There is no repeating history here. Every dating experience is different, every right swipe has its own potential. You’re older and wiser now, and Bob has nothing to do with your former relationship. (Say that out loud a few times, please. “Bob has nothing to do with my former relationship.”)
The only possible pattern I notice here is that you like to bail on Bob before you have answers. In Round 1, you dumped him before there was exclusivity. Now you’re thinking about dropping him even though you’ve barely spent any time with him. Shouldn’t you give yourself some time to get to know him again? Shouldn’t you enjoy the serendipity for a few months before you ask big questions?
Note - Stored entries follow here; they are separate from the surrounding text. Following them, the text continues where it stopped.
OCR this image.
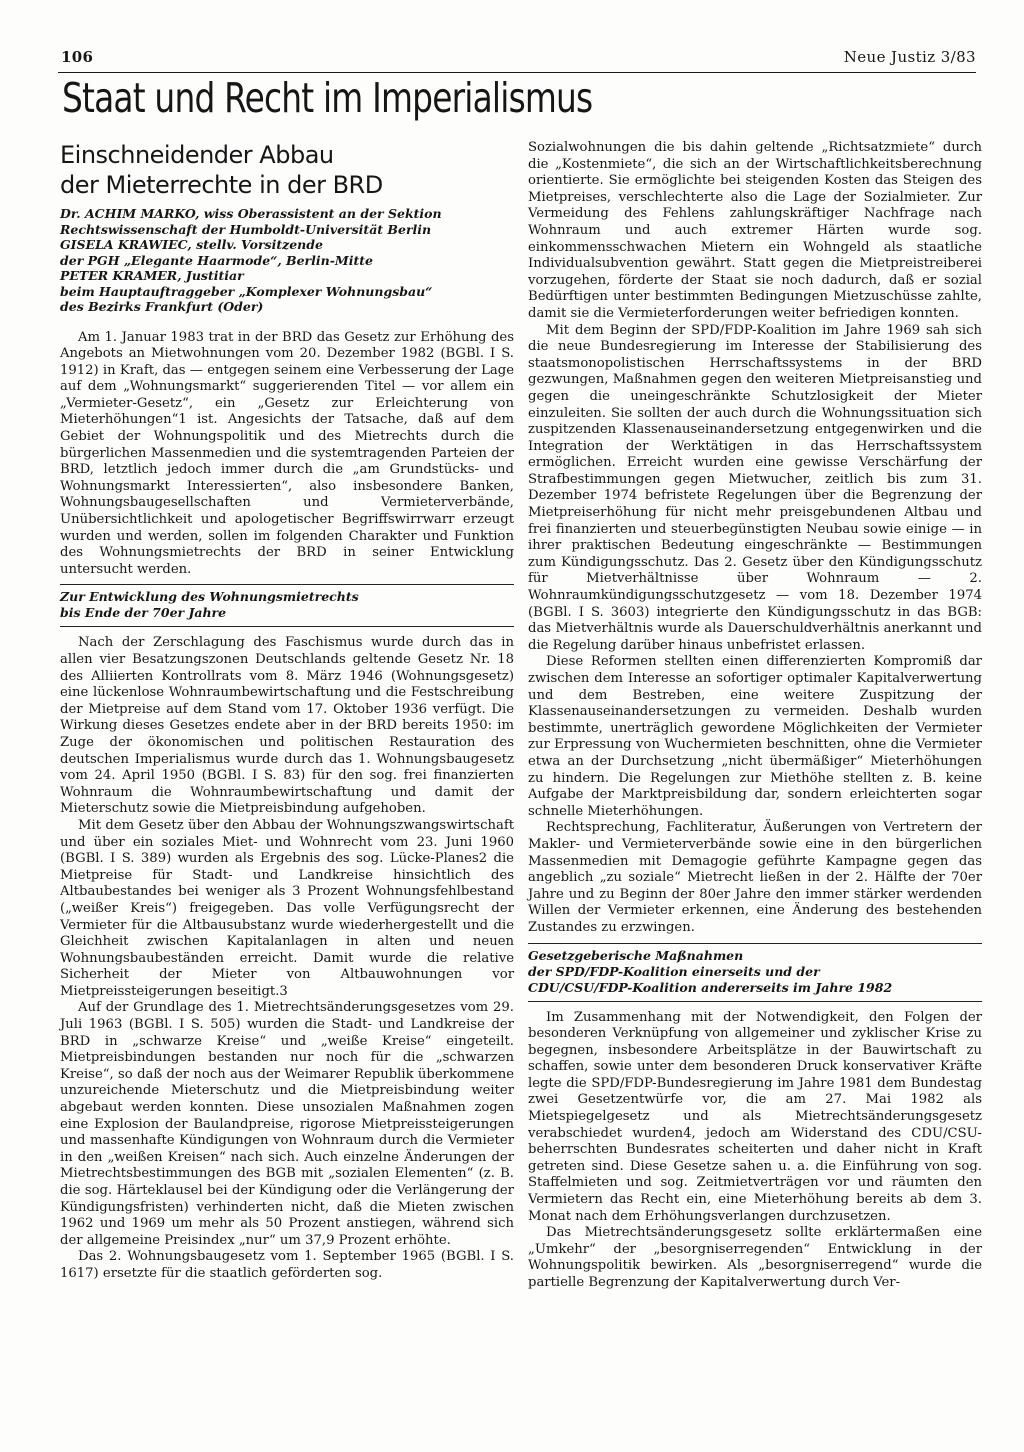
106	Neue Justiz 3/83
Staat und Recht im Imperialismus
Einschneidender Abbau
der Mieterrechte in der BRD
Dr. ACHIM MARKO, wiss Oberassistent an der Sektion
Rechtswissenschaft der Humboldt-Universität Berlin
GISELA KRAWIEC, stellv. Vorsitzende
der PGH „Elegante Haarmode“, Berlin-Mitte
PETER KRAMER, Justitiar
beim Hauptauftraggeber „Komplexer Wohnungsbau“
des Bezirks Frankfurt (Oder)

Am 1. Januar 1983 trat in der BRD das Gesetz zur Erhöhung des Angebots an Mietwohnungen vom 20. Dezember 1982 (BGBl. I S. 1912) in Kraft, das — entgegen seinem eine Verbesserung der Lage auf dem „Wohnungsmarkt“ suggerierenden Titel — vor allem ein „Vermieter-Gesetz“, ein „Gesetz zur Erleichterung von Mieterhöhungen“1 ist. Angesichts der Tatsache, daß auf dem Gebiet der Wohnungspolitik und des Mietrechts durch die bürgerlichen Massenmedien und die systemtragenden Parteien der BRD, letztlich jedoch immer durch die „am Grundstücks- und Wohnungsmarkt Interessierten“, also insbesondere Banken, Wohnungsbaugesellschaften und Vermieterverbände, Unübersichtlichkeit und apologetischer Begriffswirrwarr erzeugt wurden und werden, sollen im folgenden Charakter und Funktion des Wohnungsmietrechts der BRD in seiner Entwicklung untersucht werden.

Zur Entwicklung des Wohnungsmietrechts
bis Ende der 70er Jahre

Nach der Zerschlagung des Faschismus wurde durch das in allen vier Besatzungszonen Deutschlands geltende Gesetz Nr. 18 des Alliierten Kontrollrats vom 8. März 1946 (Wohnungsgesetz) eine lückenlose Wohnraumbewirtschaftung und die Festschreibung der Mietpreise auf dem Stand vom 17. Oktober 1936 verfügt. Die Wirkung dieses Gesetzes endete aber in der BRD bereits 1950: im Zuge der ökonomischen und politischen Restauration des deutschen Imperialismus wurde durch das 1. Wohnungsbaugesetz vom 24. April 1950 (BGBl. I S. 83) für den sog. frei finanzierten Wohnraum die Wohnraumbewirtschaftung und damit der Mieterschutz sowie die Mietpreisbindung aufgehoben.

Mit dem Gesetz über den Abbau der Wohnungszwangswirtschaft und über ein soziales Miet- und Wohnrecht vom 23. Juni 1960 (BGBl. I S. 389) wurden als Ergebnis des sog. Lücke-Planes2 die Mietpreise für Stadt- und Landkreise hinsichtlich des Altbaubestandes bei weniger als 3 Prozent Wohnungsfehlbestand („weißer Kreis“) freigegeben. Das volle Verfügungsrecht der Vermieter für die Altbausubstanz wurde wiederhergestellt und die Gleichheit zwischen Kapitalanlagen in alten und neuen Wohnungsbaubeständen erreicht. Damit wurde die relative Sicherheit der Mieter von Altbauwohnungen vor Mietpreissteigerungen beseitigt.3

Auf der Grundlage des 1. Mietrechtsänderungsgesetzes vom 29. Juli 1963 (BGBl. I S. 505) wurden die Stadt- und Landkreise der BRD in „schwarze Kreise“ und „weiße Kreise“ eingeteilt. Mietpreisbindungen bestanden nur noch für die „schwarzen Kreise“, so daß der noch aus der Weimarer Republik überkommene unzureichende Mieterschutz und die Mietpreisbindung weiter abgebaut werden konnten. Diese unsozialen Maßnahmen zogen eine Explosion der Baulandpreise, rigorose Mietpreissteigerungen und massenhafte Kündigungen von Wohnraum durch die Vermieter in den „weißen Kreisen“ nach sich. Auch einzelne Änderungen der Mietrechtsbestimmungen des BGB mit „sozialen Elementen“ (z. B. die sog. Härteklausel bei der Kündigung oder die Verlängerung der Kündigungsfristen) verhinderten nicht, daß die Mieten zwischen 1962 und 1969 um mehr als 50 Prozent anstiegen, während sich der allgemeine Preisindex „nur“ um 37,9 Prozent erhöhte.

Das 2. Wohnungsbaugesetz vom 1. September 1965 (BGBl. I S. 1617) ersetzte für die staatlich geförderten sog.

Sozialwohnungen die bis dahin geltende „Richtsatzmiete“ durch die „Kostenmiete“, die sich an der Wirtschaftlichkeitsberechnung orientierte. Sie ermöglichte bei steigenden Kosten das Steigen des Mietpreises, verschlechterte also die Lage der Sozialmieter. Zur Vermeidung des Fehlens zahlungskräftiger Nachfrage nach Wohnraum und auch extremer Härten wurde sog. einkommensschwachen Mietern ein Wohngeld als staatliche Individualsubvention gewährt. Statt gegen die Mietpreistreiberei vorzugehen, förderte der Staat sie noch dadurch, daß er sozial Bedürftigen unter bestimmten Bedingungen Mietzuschüsse zahlte, damit sie die Vermieterforderungen weiter befriedigen konnten.

Mit dem Beginn der SPD/FDP-Koalition im Jahre 1969 sah sich die neue Bundesregierung im Interesse der Stabilisierung des staatsmonopolistischen Herrschaftssystems in der BRD gezwungen, Maßnahmen gegen den weiteren Mietpreisanstieg und gegen die uneingeschränkte Schutzlosigkeit der Mieter einzuleiten. Sie sollten der auch durch die Wohnungssituation sich zuspitzenden Klassenauseinandersetzung entgegenwirken und die Integration der Werktätigen in das Herrschaftssystem ermöglichen. Erreicht wurden eine gewisse Verschärfung der Strafbestimmungen gegen Mietwucher, zeitlich bis zum 31. Dezember 1974 befristete Regelungen über die Begrenzung der Mietpreiserhöhung für nicht mehr preisgebundenen Altbau und frei finanzierten und steuerbegünstigten Neubau sowie einige — in ihrer praktischen Bedeutung eingeschränkte — Bestimmungen zum Kündigungsschutz. Das 2. Gesetz über den Kündigungsschutz für Mietverhältnisse über Wohnraum — 2. Wohnraumkündigungsschutzgesetz — vom 18. Dezember 1974 (BGBl. I S. 3603) integrierte den Kündigungsschutz in das BGB: das Mietverhältnis wurde als Dauerschuldverhältnis anerkannt und die Regelung darüber hinaus unbefristet erlassen.

Diese Reformen stellten einen differenzierten Kompromiß dar zwischen dem Interesse an sofortiger optimaler Kapitalverwertung und dem Bestreben, eine weitere Zuspitzung der Klassenauseinandersetzungen zu vermeiden. Deshalb wurden bestimmte, unerträglich gewordene Möglichkeiten der Vermieter zur Erpressung von Wuchermieten beschnitten, ohne die Vermieter etwa an der Durchsetzung „nicht übermäßiger“ Mieterhöhungen zu hindern. Die Regelungen zur Miethöhe stellten z. B. keine Aufgabe der Marktpreisbildung dar, sondern erleichterten sogar schnelle Mieterhöhungen.

Rechtsprechung, Fachliteratur, Äußerungen von Vertretern der Makler- und Vermieterverbände sowie eine in den bürgerlichen Massenmedien mit Demagogie geführte Kampagne gegen das angeblich „zu soziale“ Mietrecht ließen in der 2. Hälfte der 70er Jahre und zu Beginn der 80er Jahre den immer stärker werdenden Willen der Vermieter erkennen, eine Änderung des bestehenden Zustandes zu erzwingen.

Gesetzgeberische Maßnahmen
der SPD/FDP-Koalition einerseits und der
CDU/CSU/FDP-Koalition andererseits im Jahre 1982

Im Zusammenhang mit der Notwendigkeit, den Folgen der besonderen Verknüpfung von allgemeiner und zyklischer Krise zu begegnen, insbesondere Arbeitsplätze in der Bauwirtschaft zu schaffen, sowie unter dem besonderen Druck konservativer Kräfte legte die SPD/FDP-Bundesregierung im Jahre 1981 dem Bundestag zwei Gesetzentwürfe vor, die am 27. Mai 1982 als Mietspiegelgesetz und als Mietrechtsänderungsgesetz verabschiedet wurden4, jedoch am Widerstand des CDU/CSU-beherrschten Bundesrates scheiterten und daher nicht in Kraft getreten sind. Diese Gesetze sahen u. a. die Einführung von sog. Staffelmieten und sog. Zeitmietverträgen vor und räumten den Vermietern das Recht ein, eine Mieterhöhung bereits ab dem 3. Monat nach dem Erhöhungsverlangen durchzusetzen.

Das Mietrechtsänderungsgesetz sollte erklärtermaßen eine „Umkehr“ der „besorgniserregenden“ Entwicklung in der Wohnungspolitik bewirken. Als „besorgniserregend“ wurde die partielle Begrenzung der Kapitalverwertung durch Ver-
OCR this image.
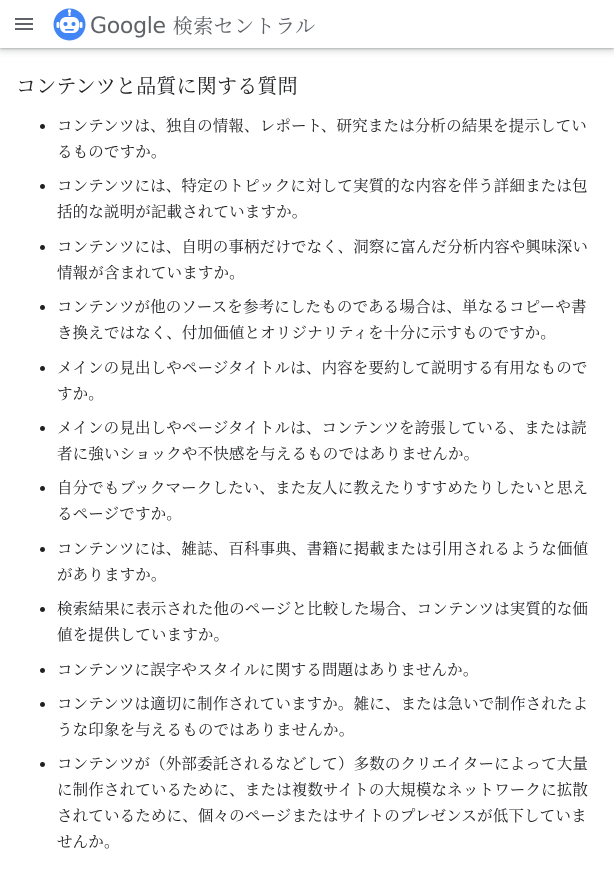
Google 検索セントラル
コンテンツと品質に関する質問
コンテンツは、独自の情報、レポート、研究または分析の結果を提示しているものですか。
コンテンツには、特定のトピックに対して実質的な内容を伴う詳細または包括的な説明が記載されていますか。
コンテンツには、自明の事柄だけでなく、洞察に富んだ分析内容や興味深い情報が含まれていますか。
コンテンツが他のソースを参考にしたものである場合は、単なるコピーや書き換えではなく、付加価値とオリジナリティを十分に示すものですか。
メインの見出しやページタイトルは、内容を要約して説明する有用なものですか。
メインの見出しやページタイトルは、コンテンツを誇張している、または読者に強いショックや不快感を与えるものではありませんか。
自分でもブックマークしたい、また友人に教えたりすすめたりしたいと思えるページですか。
コンテンツには、雑誌、百科事典、書籍に掲載または引用されるような価値がありますか。
検索結果に表示された他のページと比較した場合、コンテンツは実質的な価値を提供していますか。
コンテンツに誤字やスタイルに関する問題はありませんか。
コンテンツは適切に制作されていますか。雑に、または急いで制作されたような印象を与えるものではありませんか。
コンテンツが（外部委託されるなどして）多数のクリエイターによって大量に制作されているために、または複数サイトの大規模なネットワークに拡散されているために、個々のページまたはサイトのプレゼンスが低下していませんか。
Dating takes time, and you can’t go into every experience questioning whether it’s worth the risk. If a relationship fails, it doesn’t always mean you wasted your time. It might just mean you had an experience and a lesson was learned.
– Meredith
Readers? Bob? Repeating History?
Labeling a wide swathe of time in your life as ‘a waste’ is not useful in any way. It’s done now. You recognize that it wasn’t the relationship that you were unhappy with – it was your own choice to stay despite not feeling things were ‘right’ that was the issue. Good. You’ve gotten your takeaways – now move past this. You need to learn to trust yourself a little. That was the issue in the first place.